Há heroísmo maior que sofrer o sofrimento do bicho na pele e no osso, que chorar a mesma lágrima do animal, que berrar por dentro o mesmo berro de dor daquele na desvalia da fome e da sede?
Todos são heróis, são sertanejos de excepcionalidades indescritíveis. De nobreza inigualável é a vida do sertanejo, do homem da terra, do mato, dos escondidos, das distâncias matutas.
E todos são igualmente heróis, bravos guerreiros, fulgurantes Ulisses em Odisseia. Na história e no cotidiano sertanejo, não há coadjuvante, não há personagem de segundo plano no seu enredo e trama.
Todos, indistintamente, são protagonistas, atores principais nas páginas reais de uma epopeia chamada existência. De uma saga chamada sobrevivência.
No livro-sertão, cada personagem possui importância igual, cada um influencia na gestação de uma realidade a muitos desconhecida e até incompreendida, mas sempre tão comovida e comovente.


Além deste pedestal de lutas e vitórias, de sofrimentos e inglórias, há de se reconhecer o heroísmo em cada um, em cada ser nascido e vivente no mundo-sertão. Todos são, pois, heróis sertanejos. Não existe o sertanejo comum, o reles sertanejo, o sertanejo desvalido de tudo.
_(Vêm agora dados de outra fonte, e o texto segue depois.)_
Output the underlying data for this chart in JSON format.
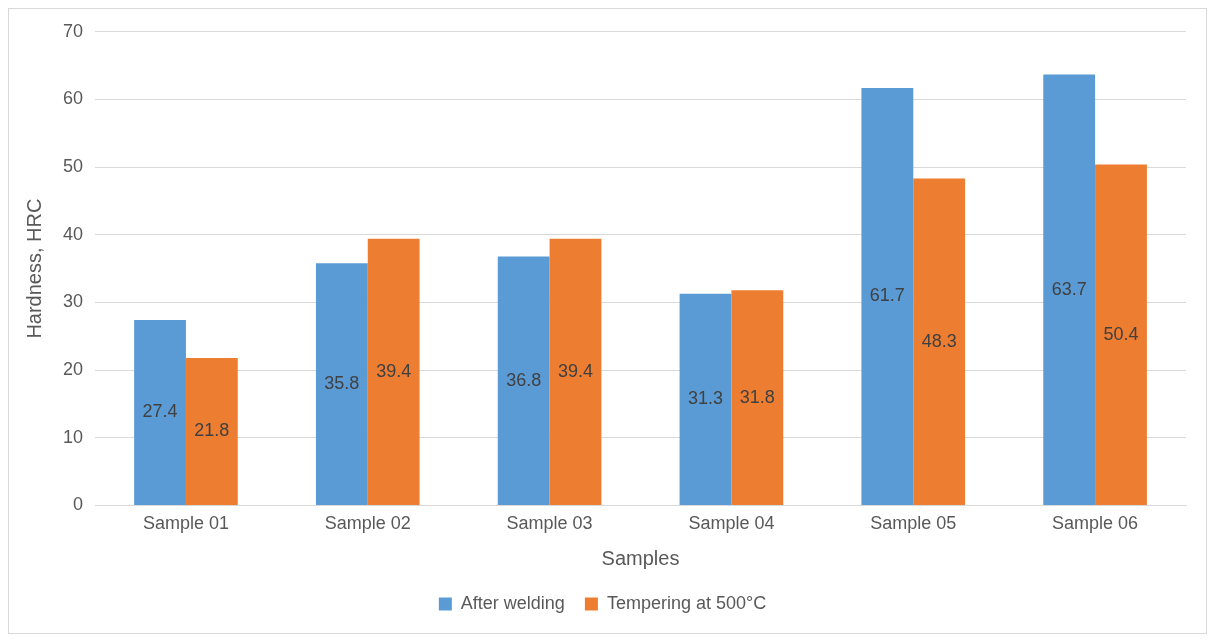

Mesmo na pobreza e magrez há o heroísmo da sobrevivência, mesmo na carência e no sofrimento há o heroísmo da luta por dias melhores, mesmo na angústia pela mesa sem prato e pelo prato vazio há o heroísmo dá invenção do viver, mesmo na lágrima que cai escondida e na prece que nunca é ouvida há o heroísmo pela abnegação da esperança incontida.
Há o heroísmo na acumulação de riquezas em meio hostil. Há o heroísmo na casa bonita e no móvel da sala, vez que sempre um sonho realizado. Há heroísmo no veículo na garagem e no sítio para repouso e estadia, vez que nascidos de cada pingo de suor. Mas outros heróis tão reais que chegam a assemelhar a deuses e semideuses de um Olimpo Matuto.
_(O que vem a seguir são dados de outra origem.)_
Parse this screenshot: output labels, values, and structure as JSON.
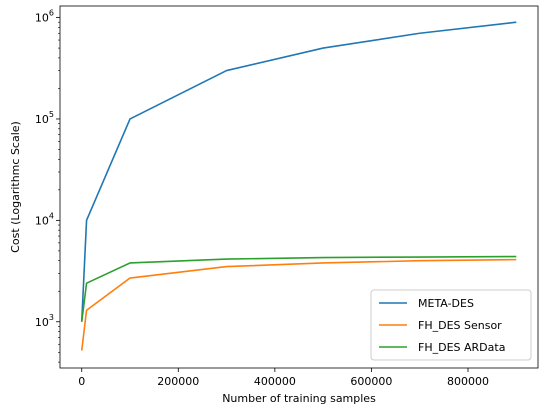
{
  "chart_data": {
    "type": "line",
    "title": "",
    "xlabel": "Number of training samples",
    "ylabel": "Cost (Logarithmc Scale)",
    "xlim": [
      -45000,
      945000
    ],
    "ylim": [
      350,
      1300000
    ],
    "yscale": "log",
    "grid": false,
    "legend_position": "lower right",
    "x_ticks": [
      0,
      200000,
      400000,
      600000,
      800000
    ],
    "x_tick_labels": [
      "0",
      "200000",
      "400000",
      "600000",
      "800000"
    ],
    "y_ticks": [
      1000,
      10000,
      100000,
      1000000
    ],
    "y_tick_labels": [
      "10",
      "10",
      "10",
      "10"
    ],
    "y_tick_exponents": [
      "3",
      "4",
      "5",
      "6"
    ],
    "series": [
      {
        "name": "META-DES",
        "color": "#1f77b4",
        "x": [
          0,
          10000,
          100000,
          300000,
          500000,
          700000,
          900000
        ],
        "y": [
          1000,
          10000,
          100000,
          300000,
          500000,
          700000,
          900000
        ]
      },
      {
        "name": "FH_DES Sensor",
        "color": "#ff7f0e",
        "x": [
          0,
          10000,
          100000,
          300000,
          500000,
          700000,
          900000
        ],
        "y": [
          520,
          1300,
          2700,
          3500,
          3800,
          4000,
          4100
        ]
      },
      {
        "name": "FH_DES ARData",
        "color": "#2ca02c",
        "x": [
          0,
          10000,
          100000,
          300000,
          500000,
          700000,
          900000
        ],
        "y": [
          1000,
          2400,
          3800,
          4150,
          4300,
          4350,
          4400
        ]
      }
    ]
  }
}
Mateiros, roceiros, pequenos agricultores, vaqueiros, autônomos, vendedores, pescadores, fateiras, varredoras de rua, garis, lenhadores, coureiros, bordadeiras, rendeiras, artesãos, doceiras, lavadoras de roupas, pedreiros, serventes, caçadores, feirantes, beatas, missionários, benzedeiras, rezadores, todos, enfim.
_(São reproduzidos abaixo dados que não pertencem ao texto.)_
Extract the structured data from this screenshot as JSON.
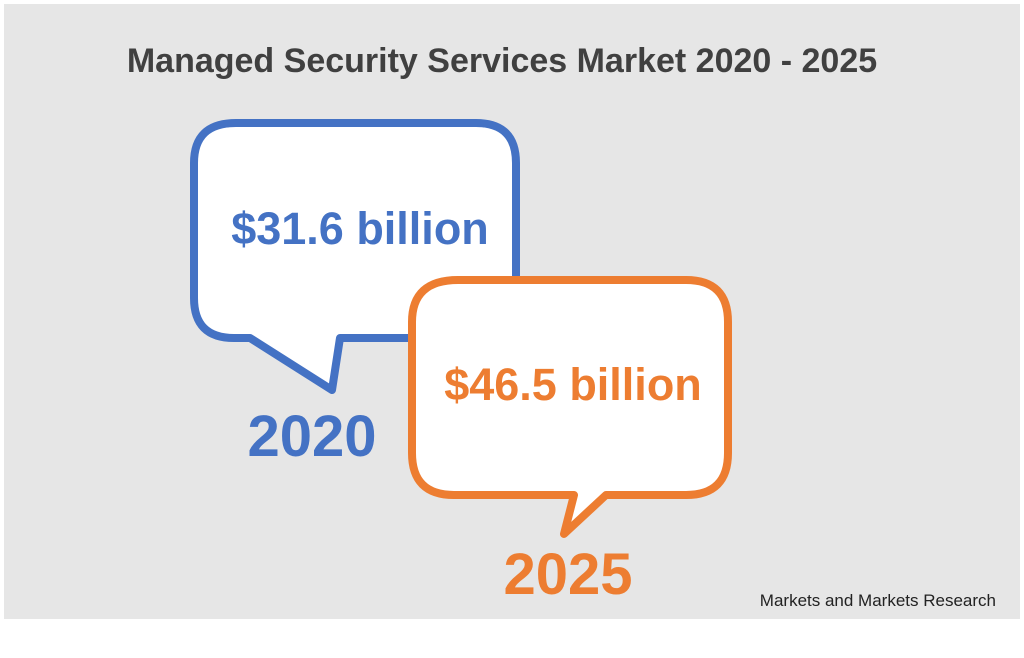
{
  "chart_data": {
    "type": "table",
    "title": "Managed Security Services Market 2020 - 2025",
    "unit": "billion",
    "points": [
      {
        "year": "2020",
        "value": 31.6,
        "value_label": "$31.6 billion",
        "color": "#4472C4"
      },
      {
        "year": "2025",
        "value": 46.5,
        "value_label": "$46.5 billion",
        "color": "#ED7D31"
      }
    ],
    "source": "Markets and Markets Research"
  },
  "colors": {
    "panel_background": "#E6E6E6",
    "title_text": "#404040",
    "bubble_fill": "#FFFFFF",
    "source_text": "#222222"
  }
}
Lampião foi herói na jornada, Padre Cícero e Frei Damião heróis nas suas missões de fé, Antônio Conselheiro no seu desvario consciente por um mundo humanizado através do trabalho e da religião.
Gonzagão foi herói, Dominguinhos também. Mas também Tião, Bastião, Jucundina, Luzia, Timóteo, Pedro, João, Bastiana, Porcina, Minervina. Heróis da luta, do suor, da prece, da oração, da persistência, da vela acesa, do rosário nas mãos.
Aquela heroína que encontrei no Assentamento Madre Teresa de Calcutá: debaixo do sol, voltando da mata e carregando na força dos braços uma carrada de toco de pau para fazer lenha. Que heroína maior desse mundo-sertão!
Heróis como eu e você, que sertanejos somos sem jamais abdicar desse orgulho maior!